Hilton Mudariki
- Full name: Kudakwashe Hilton Davies Mudariki
- Born: 8 April 1992 (age 34) Harare, Zimbabwe
- Height: 1.73 m (5 ft 8 in)
- Weight: 83 kg (13 st 1 lb; 183 lb)
- School: Michaelhouse, South Africa
- University: University of Johannesburg
- Notable relative: Farai Mudariki (brother)

Rugby union career
- Position: Scrum-half
- Current team: Old Hararians

Youth career
- 2010: KwaZulu-Natal
- 2011: Western Province

Amateur team(s)
- Years: Team / Apps / (Points)
- 2015–2018: UJ / 13 / (0)

Senior career
- Years: Team / Apps / (Points)
- 2018–2019: Jersey Reds / 3 / (0)
- 2019: Zimbabwe Academy / 6 / (4)
- 2022–: Zimbabwe Goshawks
- Correct as of 28 March 2022

International career
- Years: Team / Apps / (Points)
- 2011: Zimbabwe U20 / 3 / (0)
- 2017–: Zimbabwe / 56 / (35)
- Correct as of 19 July 2025

National sevens team
- Years: Team /  / Comps
- 2014–present: Zimbabwe 7s /  / 7
- Correct as of 28 March 2022

= Hilton Mudariki =

Zimbabwean rugby union player (born 1992)
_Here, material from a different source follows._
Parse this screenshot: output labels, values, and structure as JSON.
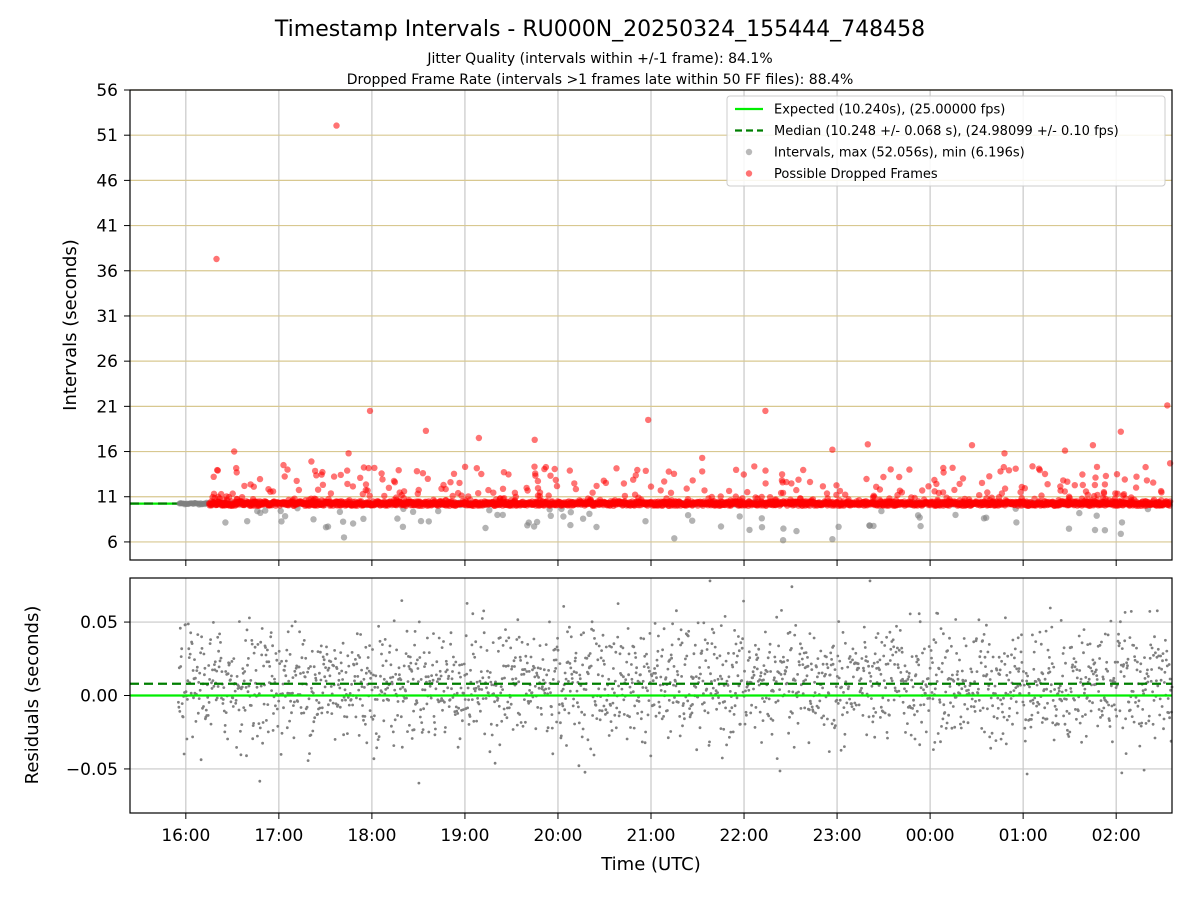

Kudakwashe Hilton Davies Mudariki (born 8 April 1992 in Harare Zimbabwe) is a Zimbabwe Rugby Union player for the Zimbabwe National Rugby team (The Sables) and the Zimbabwe National 7s team (The Cheetahs). He plays Scrumhalf.

==Early life==
Educated at The Heritage and St John’s Prep then at Michaelhouse in KwaZulu-Natal, where he played for their First XV side in 2009 and 2010.

He represented the Sharks at the Under 18 Craven Week where he signed a contract with Western Province. In 2011 he represented Western Province in the Under 19 Currie Cup.

==Rugby career==
He represented Zimbabwe Under 20 in the Junior World Trophy in Georgia.

In 2013 made his debut for The Sables vs Namibia in Windhoek and also made his HSBC World Series debut in the Port Elizabeth 7s the same year.

He represented the University of Johannesburg in the Varsity Cup in 2015, 2016 and 2017. His performances earned him a professional contract with Jersey Reds RFC in the English Championship.

He has captained both the National 7s and 15s teams and is the current captain of the Sables. He led Zimbabwe to the 2024 Rugby Africa Cup, upsetting nine-time champions Namibia in the semi-final, their first victory over their southern African rivals in 23 years. In the Final, the Sables defeated Algeria 29-3.
He led Zimbabwe in the 2025 Rugby Africa Cup, defeating Namibia 30-28 in the final and qualifying for the 2027 Rugby World Cup, their first since 1991.

==Personal life==
Mudariki has started a sportwear company and hopes to start a sports foundation in Zimbabwe. His brother is fellow Zimbabwe international Farai Mudariki.